While it is always convenient for supposed environmental activists to lump all kinds of mining in one group, what cannot be denied is that small-scale mining, which gets permits from local government units that do not have the expertise or resources to oversee the safety of residents and environmental impact, is really the culprit. The recent Compostella Valley landslide is the current poster child of small-scale mining, not the big and heavily-regulated mining operations like Rio Tuba/Coral Bay.
* * *
The hysterical assumption also being propagated is that the Palawan Council for Sustainable Development is opening the province to over a hundred large-scale mining operations. This has no basis in reality as of the over 100 mining applications in Palawan, only about one or two can be expected to be approved.
PCSD, out of the many mining applications, only approved two in 2006, four in 2007, five in 2008, none in 2009 and three in 2010. In those five years, the total area that has been approved for mining (a lot of it not yet being mined) is approximately 19,000 hectares or just 1.3 percent of the 1.4 million total land area of the province.
Rio Tuba Nickel Mining Corp. itself only has a mining claim of 5,265 hectares, of which 353 hectares are currently being operated. The first nickel deposits were discovered in 1967 and up to now the only land being mined covers 126 hectares.
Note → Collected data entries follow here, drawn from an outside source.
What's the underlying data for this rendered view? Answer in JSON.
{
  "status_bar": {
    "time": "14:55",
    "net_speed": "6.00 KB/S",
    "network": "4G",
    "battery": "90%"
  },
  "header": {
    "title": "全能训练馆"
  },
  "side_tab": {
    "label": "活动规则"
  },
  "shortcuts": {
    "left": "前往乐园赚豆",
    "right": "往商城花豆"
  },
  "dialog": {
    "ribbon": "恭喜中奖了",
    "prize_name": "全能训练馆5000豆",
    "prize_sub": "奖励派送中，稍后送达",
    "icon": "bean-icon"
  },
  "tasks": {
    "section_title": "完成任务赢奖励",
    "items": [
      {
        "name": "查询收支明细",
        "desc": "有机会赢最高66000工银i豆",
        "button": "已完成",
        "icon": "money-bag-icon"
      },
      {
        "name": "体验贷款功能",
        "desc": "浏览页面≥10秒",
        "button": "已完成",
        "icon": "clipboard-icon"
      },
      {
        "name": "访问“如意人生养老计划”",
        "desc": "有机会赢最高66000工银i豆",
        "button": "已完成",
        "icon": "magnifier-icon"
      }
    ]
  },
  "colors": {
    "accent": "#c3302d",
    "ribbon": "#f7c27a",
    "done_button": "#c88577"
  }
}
But we’ve been told that the attacks on Rio Tuba are obviously intended to block other mining applications in Palawan, the largest province in the country whose land area has long been declared by government to be suitable for mixed use, whether for tourism, agriculture or mining and mineral processing. Why the anti-mining groups want to keep a proven revenue-generator for both government and the private sector under the strict and overly protective guidelines of the Mining Act for large-scale mines, only they can really explain.
But we’ve long been of the opinion that the trillions of pesos to be gained from a thriving mining industry, as long as the government continues to keep a tight watch on the stringent rules it has set, will be the engine of Philippine progress. Responsible mining can be our key to progress, if some misguided sectors will only allow it.